By Julie Katz, Forever Friend
August 2nd, 2014
I met Abby in 6th grade, on the first day of middle school. We went to different elementary schools but I had heard of Abby Freeman. She was a legend, even in elementary school. I still remember how cool she was on the first day of 6th grade. She was chewing gum. She had a confidence and a coolness that I had never seen before.

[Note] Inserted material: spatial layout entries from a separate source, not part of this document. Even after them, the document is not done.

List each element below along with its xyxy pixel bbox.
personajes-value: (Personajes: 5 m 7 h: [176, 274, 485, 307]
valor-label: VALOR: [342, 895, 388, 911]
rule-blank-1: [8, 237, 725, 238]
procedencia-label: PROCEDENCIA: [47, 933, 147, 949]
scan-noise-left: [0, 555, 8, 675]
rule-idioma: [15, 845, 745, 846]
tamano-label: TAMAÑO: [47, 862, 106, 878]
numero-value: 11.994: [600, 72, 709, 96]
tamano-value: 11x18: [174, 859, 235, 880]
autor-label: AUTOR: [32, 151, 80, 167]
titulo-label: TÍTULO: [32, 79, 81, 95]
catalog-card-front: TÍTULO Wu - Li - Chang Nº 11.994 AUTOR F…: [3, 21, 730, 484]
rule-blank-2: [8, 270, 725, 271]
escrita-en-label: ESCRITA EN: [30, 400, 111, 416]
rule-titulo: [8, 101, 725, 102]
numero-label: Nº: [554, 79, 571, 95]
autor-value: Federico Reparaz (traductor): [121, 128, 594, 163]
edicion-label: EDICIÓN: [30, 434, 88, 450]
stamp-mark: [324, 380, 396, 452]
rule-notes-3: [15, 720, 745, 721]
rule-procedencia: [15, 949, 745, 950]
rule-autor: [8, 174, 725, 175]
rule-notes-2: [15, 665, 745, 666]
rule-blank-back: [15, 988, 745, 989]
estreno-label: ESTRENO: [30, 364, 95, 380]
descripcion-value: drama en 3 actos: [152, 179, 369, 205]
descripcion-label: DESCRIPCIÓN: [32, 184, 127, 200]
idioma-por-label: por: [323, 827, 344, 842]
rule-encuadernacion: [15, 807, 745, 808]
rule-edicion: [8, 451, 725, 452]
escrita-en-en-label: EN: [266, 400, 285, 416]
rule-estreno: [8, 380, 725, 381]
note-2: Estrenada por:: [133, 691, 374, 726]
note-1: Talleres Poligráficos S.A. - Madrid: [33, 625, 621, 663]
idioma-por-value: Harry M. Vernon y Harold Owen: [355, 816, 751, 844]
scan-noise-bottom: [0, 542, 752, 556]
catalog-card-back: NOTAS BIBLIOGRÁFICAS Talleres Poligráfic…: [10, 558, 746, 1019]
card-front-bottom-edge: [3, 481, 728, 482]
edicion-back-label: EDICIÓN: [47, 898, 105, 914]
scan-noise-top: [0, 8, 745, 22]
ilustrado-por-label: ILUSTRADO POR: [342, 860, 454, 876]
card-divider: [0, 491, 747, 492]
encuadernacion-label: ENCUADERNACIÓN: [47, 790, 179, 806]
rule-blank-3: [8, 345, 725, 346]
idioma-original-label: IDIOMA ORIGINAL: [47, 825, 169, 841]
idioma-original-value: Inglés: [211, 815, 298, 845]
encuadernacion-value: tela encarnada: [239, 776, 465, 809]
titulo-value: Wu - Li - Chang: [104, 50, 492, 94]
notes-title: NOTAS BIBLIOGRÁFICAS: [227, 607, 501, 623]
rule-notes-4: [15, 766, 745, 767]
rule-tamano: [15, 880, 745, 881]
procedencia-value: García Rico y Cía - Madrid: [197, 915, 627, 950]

We were in different social circles in 6th and 7th grade. It was in 8th grade that we became good friends. We were paired as lab partners in Ms. Sefarian’s 8th grade science class. Abby and I were both initially skeptical of each other. I thought she was too cool for school and definitely to cool to talk to me and she thought I was too much of a nerd and a teacher’s pet to be a suitable or fun lab partner. But we realized quickly that we had misconceptions of each other. Instead, we were instant friends. We had a very fast and wonderful connection and wound up getting into trouble multiple times with Ms. Sefarian for talking to each other during class. That was the beginning of a beautiful friendship.
Abby and my friendship was so multi-layered and spanned more than 25 years. We were close friends in high school – she excelled in theater and I was involved in music so our interests overlapped. In high school and especially in college, we always had adventures together. We would stay up all night partying at Harvard, when she would visit me in college, and at NYC, when I would visit her. We vetted each others’ boyfriends (including Merlin) and partied with each others’ friends.

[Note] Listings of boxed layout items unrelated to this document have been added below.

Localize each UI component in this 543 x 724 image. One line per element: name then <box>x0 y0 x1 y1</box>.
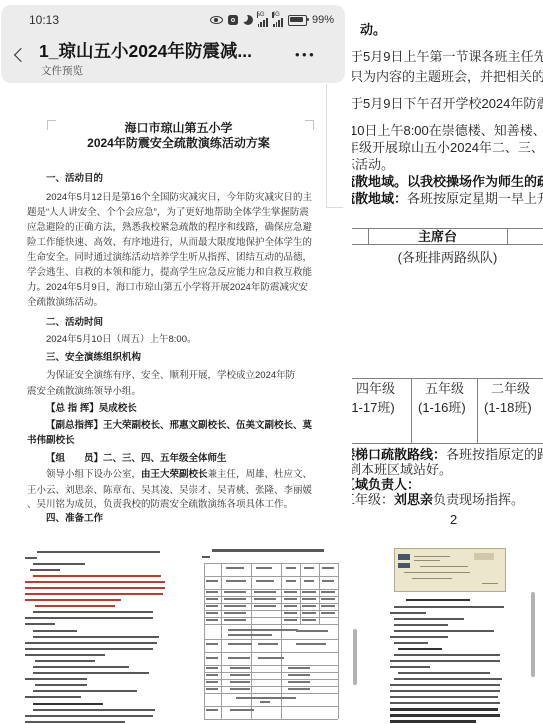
p1l-text-line: 海口市琼山第五小学 <box>27 122 330 135</box>
text-line-bar <box>204 719 338 720</box>
text-line-bar <box>204 563 338 564</box>
text-line-bar <box>204 563 205 719</box>
scrollbar-thumb[interactable] <box>531 592 535 677</box>
p1l-text-line: 王小云、刘思亲、陈章布、吴其凌、吴崇才、吴青桃、张隆、李丽媛 <box>27 484 312 497</box>
text-line-bar <box>390 696 498 698</box>
p2l-text-line: 2 <box>450 512 457 527</box>
text-line-bar <box>204 639 338 640</box>
p2l-text-line: 区域负责人： <box>352 477 420 492</box>
text-line-bar <box>260 701 270 703</box>
text-line-bar <box>322 567 334 569</box>
p2l-text-line: 疏散地域：各班按原定星期一早上升国 <box>352 191 543 206</box>
text-line-bar <box>254 591 276 593</box>
text-line-bar <box>258 643 278 645</box>
p2l-text-line: 楼梯口疏散路线：各班按指原定的路线 <box>352 447 543 462</box>
text-line-bar <box>406 599 470 601</box>
text-line-bar <box>206 619 218 621</box>
text-line-bar <box>204 679 338 680</box>
text-line-bar <box>35 660 95 662</box>
text-line-bar <box>390 612 426 614</box>
p1l-text-line: 学会逃生、自救的本领和能力，提高学生应急反应能力和自救互救能 <box>27 266 312 279</box>
text-line-bar <box>281 563 282 719</box>
text-line-bar <box>204 617 338 618</box>
text-line-bar <box>25 715 153 717</box>
table-rule-v <box>368 228 369 244</box>
text-line-bar <box>226 580 246 582</box>
text-line-bar <box>228 657 250 659</box>
text-line-bar <box>390 684 500 686</box>
text-line-bar <box>206 681 218 683</box>
text-line-bar <box>33 690 137 692</box>
p2l-text-line: 年级开展琼山五小2024年二、三、四、 <box>352 140 543 155</box>
text-line-bar <box>398 672 490 674</box>
p1l-text-line: 三、安全演练组织机构 <box>27 351 141 364</box>
p2l-text-line: (1-17班) <box>352 400 395 415</box>
table-rule-v <box>477 378 478 443</box>
text-line-bar <box>25 721 125 723</box>
text-line-bar <box>35 684 87 686</box>
text-line-bar <box>206 667 218 669</box>
text-line-bar <box>254 605 276 607</box>
p2l-text-line: 只为内容的主题班会，并把相关的相片 <box>352 69 543 84</box>
p1l-text-line: 为保证安全演练有序、安全、顺利开展，学校成立2024年防 <box>27 369 295 382</box>
text-line-bar <box>230 674 250 676</box>
text-line-bar <box>25 587 165 589</box>
text-line-bar <box>204 576 338 577</box>
p1l-text-line: 【组 员】二、三、四、五年级全体师生 <box>27 452 227 465</box>
p1l-text-line: 2024年5月10日（周五）上午8:00。 <box>27 333 196 346</box>
text-line-bar <box>25 678 87 680</box>
text-line-bar <box>204 624 338 625</box>
p2l-text-line: 疏散地域。以我校操场作为师生的疏散 <box>352 174 543 189</box>
table-rule-h <box>352 244 543 245</box>
text-line-bar <box>398 563 410 568</box>
text-line-bar <box>322 580 334 582</box>
text-line-bar <box>33 703 103 705</box>
p1l-text-line: 2024年5月12日是第16个全国防灾减灾日，今年防灾减灾日的主 <box>27 191 312 204</box>
text-line-bar <box>288 674 310 676</box>
text-line-bar <box>230 688 250 690</box>
text-line-bar <box>302 591 316 593</box>
text-line-bar <box>35 605 115 607</box>
document-page-1[interactable]: 海口市琼山第五小学2024年防震安全疏散演练活动方案一、活动目的2024年5月1… <box>27 0 330 537</box>
p1l-text-line: 书伟副校长 <box>27 434 75 447</box>
document-page-2[interactable]: 动。于5月9日上午第一节课各班主任先在只为内容的主题班会，并把相关的相片于5月9… <box>352 0 543 537</box>
text-line-bar <box>206 674 218 676</box>
text-line-bar <box>482 583 498 584</box>
text-line-bar <box>206 591 218 593</box>
text-line-bar <box>25 617 153 619</box>
text-line-bar <box>394 624 448 626</box>
text-line-bar <box>224 605 246 607</box>
text-line-bar <box>288 667 310 669</box>
text-line-bar <box>33 611 153 613</box>
text-line-bar <box>33 709 155 711</box>
p1l-text-line: 全疏散演练活动。 <box>27 296 103 309</box>
text-line-bar <box>284 598 297 600</box>
text-line-bar <box>338 563 339 719</box>
text-line-bar <box>288 688 310 690</box>
text-line-bar <box>390 636 448 638</box>
text-line-bar <box>206 580 218 582</box>
text-line-bar <box>236 697 296 699</box>
text-line-bar <box>228 634 272 636</box>
text-line-bar <box>284 619 297 621</box>
text-line-bar <box>258 657 284 659</box>
page-thumbnail[interactable] <box>198 543 344 724</box>
text-line-bar <box>206 657 218 659</box>
text-line-bar <box>206 709 218 711</box>
text-line-bar <box>221 563 222 719</box>
p1l-text-line: 力。2024年5月9日，海口市琼山第五小学将开展2024年防震减灾安 <box>27 281 308 294</box>
text-line-bar <box>37 551 160 553</box>
text-line-bar <box>286 580 296 582</box>
text-line-bar <box>212 549 324 552</box>
scrollbar-thumb[interactable] <box>353 629 357 685</box>
p2l-text-line: (各班排两路纵队) <box>352 250 543 265</box>
table-rule-h <box>352 228 543 229</box>
text-line-bar <box>204 610 338 611</box>
text-line-bar <box>390 660 500 662</box>
p2l-text-line: 练活动。 <box>352 157 394 172</box>
p1l-text-line: 险工作能快速、高效、有序地进行，从而最大限度地保护全体学生的 <box>27 236 312 249</box>
text-line-bar <box>286 567 296 569</box>
text-line-bar <box>302 605 316 607</box>
page-thumbnail[interactable] <box>25 543 175 724</box>
text-line-bar <box>394 606 504 608</box>
text-line-bar <box>284 612 297 614</box>
text-line-bar <box>224 591 246 593</box>
text-line-bar <box>226 567 244 569</box>
text-line-bar <box>284 605 297 607</box>
p1l-text-line: 【总 指 挥】吴成校长 <box>27 402 137 415</box>
screenshot-root: 10:13 5G 4G 99% 1_琼山五小2024年防震减... 文件预览 •… <box>0 0 543 724</box>
text-line-bar <box>25 623 55 625</box>
text-line-bar <box>202 556 210 558</box>
text-line-bar <box>414 560 440 561</box>
text-line-bar <box>398 648 442 650</box>
text-line-bar <box>224 598 246 600</box>
p2l-text-line: 主席台 <box>368 229 507 244</box>
text-line-bar <box>33 636 159 638</box>
text-line-bar <box>204 686 338 687</box>
page-thumbnail[interactable] <box>390 545 512 724</box>
text-line-bar <box>230 709 254 711</box>
p1l-text-line: 二、活动时间 <box>27 316 103 329</box>
text-line-bar <box>206 605 218 607</box>
text-line-bar <box>25 648 153 650</box>
text-line-bar <box>33 563 85 565</box>
p2l-text-line: 二年级 <box>491 381 530 396</box>
p1l-text-line: 四、准备工作 <box>27 512 103 525</box>
p1l-text-line: 【副总指挥】王大荣副校长、邢惠文副校长、伍美文副校长、莫 <box>27 419 312 432</box>
p2l-text-line: 10日上午8:00在崇德楼、知善楼、畅 <box>352 123 543 138</box>
text-line-bar <box>300 563 301 624</box>
text-line-bar <box>224 612 246 614</box>
text-line-bar <box>394 618 464 620</box>
p2l-text-line: (1-16班) <box>418 400 466 415</box>
table-rule-v <box>507 228 508 244</box>
text-line-bar <box>204 589 338 590</box>
text-line-bar <box>319 563 320 624</box>
text-line-bar <box>228 643 252 645</box>
p1l-text-line: 2024年防震安全疏散演练活动方案 <box>27 137 330 150</box>
p2l-text-line: 于5月9日下午召开学校2024年防震 <box>352 96 543 111</box>
text-line-bar <box>25 642 157 644</box>
text-line-bar <box>204 652 338 653</box>
text-line-bar <box>33 630 77 632</box>
text-line-bar <box>302 619 316 621</box>
text-line-bar <box>204 672 338 673</box>
text-line-bar <box>256 580 274 582</box>
p2l-text-line: (1-18班) <box>484 400 532 415</box>
text-line-bar <box>304 580 314 582</box>
table-rule-v <box>411 378 412 443</box>
p2l-text-line: 于5月9日上午第一节课各班主任先在 <box>352 49 543 64</box>
text-line-bar <box>302 598 316 600</box>
text-line-bar <box>390 666 430 668</box>
text-line-bar <box>394 654 500 656</box>
p1l-text-line: 领导小组下设办公室，由王大荣副校长兼主任，周雄、杜应文、 <box>27 468 312 481</box>
p2l-text-line: 三年级：刘思亲负责现场指挥。 <box>352 492 524 507</box>
table-rule-h <box>352 378 543 379</box>
text-line-bar <box>412 578 452 579</box>
text-line-bar <box>230 667 250 669</box>
text-line-bar <box>25 654 105 656</box>
table-rule-h <box>352 443 543 444</box>
text-line-bar <box>304 567 314 569</box>
text-line-bar <box>228 629 298 631</box>
p1l-text-line: 、吴川铭为成员，负责我校的防震安全疏散演练各项具体工作。 <box>27 498 293 511</box>
text-line-bar <box>25 581 165 583</box>
text-line-bar <box>302 612 316 614</box>
text-line-bar <box>296 643 326 645</box>
p2l-text-line: 四年级 <box>356 381 395 396</box>
text-line-bar <box>230 681 250 683</box>
p1l-text-line: 题是“人人讲安全、个个会应急”，为了更好地帮助全体学生掌握防震 <box>27 206 309 219</box>
text-line-bar <box>390 720 476 723</box>
text-line-bar <box>321 598 335 600</box>
text-line-bar <box>256 567 272 569</box>
text-line-bar <box>25 696 81 698</box>
text-line-bar <box>206 643 218 645</box>
text-line-bar <box>204 603 338 604</box>
text-line-bar <box>33 666 129 668</box>
p2l-text-line: 动。 <box>360 22 386 37</box>
text-line-bar <box>204 706 338 707</box>
text-line-bar <box>33 575 161 577</box>
text-line-bar <box>390 690 500 692</box>
p1l-text-line: 生命安全。同时通过演练活动培养学生听从指挥、团结互动的品德， <box>27 251 312 264</box>
text-line-bar <box>224 619 246 621</box>
text-line-bar <box>33 672 149 674</box>
text-line-bar <box>204 596 338 597</box>
p1l-text-line: 一、活动目的 <box>27 172 103 185</box>
text-line-bar <box>394 678 502 680</box>
text-line-bar <box>206 598 218 600</box>
text-line-bar <box>206 612 218 614</box>
text-line-bar <box>394 630 494 632</box>
text-line-bar <box>321 612 335 614</box>
text-line-bar <box>390 714 500 717</box>
text-line-bar <box>254 598 276 600</box>
text-line-bar <box>404 572 470 573</box>
text-line-bar <box>414 556 450 557</box>
text-line-bar <box>390 708 498 711</box>
text-line-bar <box>474 553 494 560</box>
p1l-text-line: 应急避险的正确方法，熟悉我校紧急疏散的程序和线路，确保应急避 <box>27 221 312 234</box>
text-line-bar <box>296 630 328 632</box>
text-line-bar <box>284 591 297 593</box>
p1l-text-line: 震安全疏散演练领导小组。 <box>27 385 141 398</box>
text-line-bar <box>30 569 60 571</box>
text-line-bar <box>420 566 468 567</box>
text-line-bar <box>288 681 310 683</box>
text-line-bar <box>321 605 335 607</box>
text-line-bar <box>251 563 252 719</box>
p2l-text-line: 到本班区域站好。 <box>352 462 452 477</box>
text-line-bar <box>204 665 338 666</box>
text-line-bar <box>25 557 37 559</box>
p2l-text-line: 五年级 <box>425 381 464 396</box>
text-line-bar <box>390 702 500 704</box>
text-line-bar <box>398 554 410 560</box>
text-line-bar <box>25 593 163 595</box>
chevron-left-icon <box>14 48 28 62</box>
text-line-bar <box>206 688 218 690</box>
text-line-bar <box>321 591 335 593</box>
text-line-bar <box>25 599 121 601</box>
text-line-bar <box>394 642 428 644</box>
text-line-bar <box>204 693 338 694</box>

One of my very favorite memories of Abby took place the night before my wedding. Abby and Merlin walked into the party, lighting up the room, as always. As Abby and I embraced, she immediately said into my ear, “I’m pregnant” (with Owen). She was wearing a big magenta flower in her hair and she was absolutely glowing, like neon. I couldn’t have imagined a better wedding present.
As luck had it, we both wound up moving to CA. She moved to LA and I moved to the Bay Area around the same time. We got to see each often because I came to LA frequently to visit family. She and Julia also came to visit me and my daughter – a mother/daughter visit my daughter and I will always cherish.

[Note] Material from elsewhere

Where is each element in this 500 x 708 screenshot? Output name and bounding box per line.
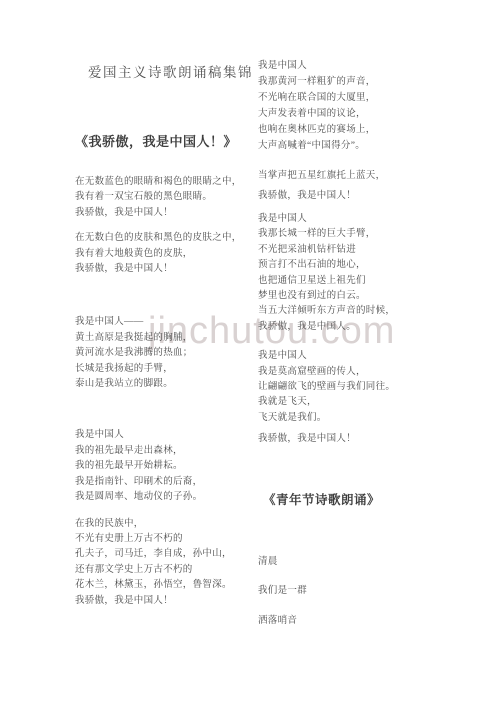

Abby and I got married during the same summer and we had kids very close together. We continued to share so much – a deep friendship, related on so many commonalities – marriage, motherhood, and California.
Unfortunately, Abby and I also shared a diagnosis of breast cancer. I was diagnosed in April 2012, almost exactly a year before Abby was. After a year of treatment, I remain fortunate to be cancer-free and healthy. Abby and I had two very different diseases. I was very fortunate that the tumor was caught early, was not aggressive and my outcome was very good. Abby’s disease was relentless, chemo-resistant and very aggressive. It broke my heart when Abby told me of her diagnosis and that her case would not be as treatable as mine.
I also remember thinking, right when she told me of her diagnosis, that no one more than I was going to be able to relate to her experience and to be there for her like I was. This was the only silver lining of just having lived through breast cancer treatment myself. It was a gift that I could and would be there for my dear friend in any way I could.
We spent a lot of time together this past year. She was a focus of my life. We texted almost every single day and visited often. Through her brave battle and suffering, Abby was the same wonderful person, mother, wife and friend that I’d known for all these years. She was so present, so kind, so insightful, so spiritual, imaginative, creative, thoughtful, patient, beautiful, and loving. Everything she always was.
I’d like to end with a quote by David Harkins, a 20th century British poet and painter. I chose it because I think it embodies Abby’s eternal spirit.
“You can shed tears that she is gone,
Or you can smile because she has lived.
You can close your eyes and pray that she’ll come back,
Or you can open your eyes and see all she’s left.
Your heart can be empty because you can’t see her,
Or you can be full of the love you shared.
You can turn your back on tomorrow and live yesterday,
Or you can be happy for tomorrow because of yesterday.
You can remember her only that she is gone,
Or you can cherish her memory and let it live on.
You can cry and close your mind,
Be empty and turn your back,
Or you can do what she’d want:
Smile, open your eyes, love and go on.”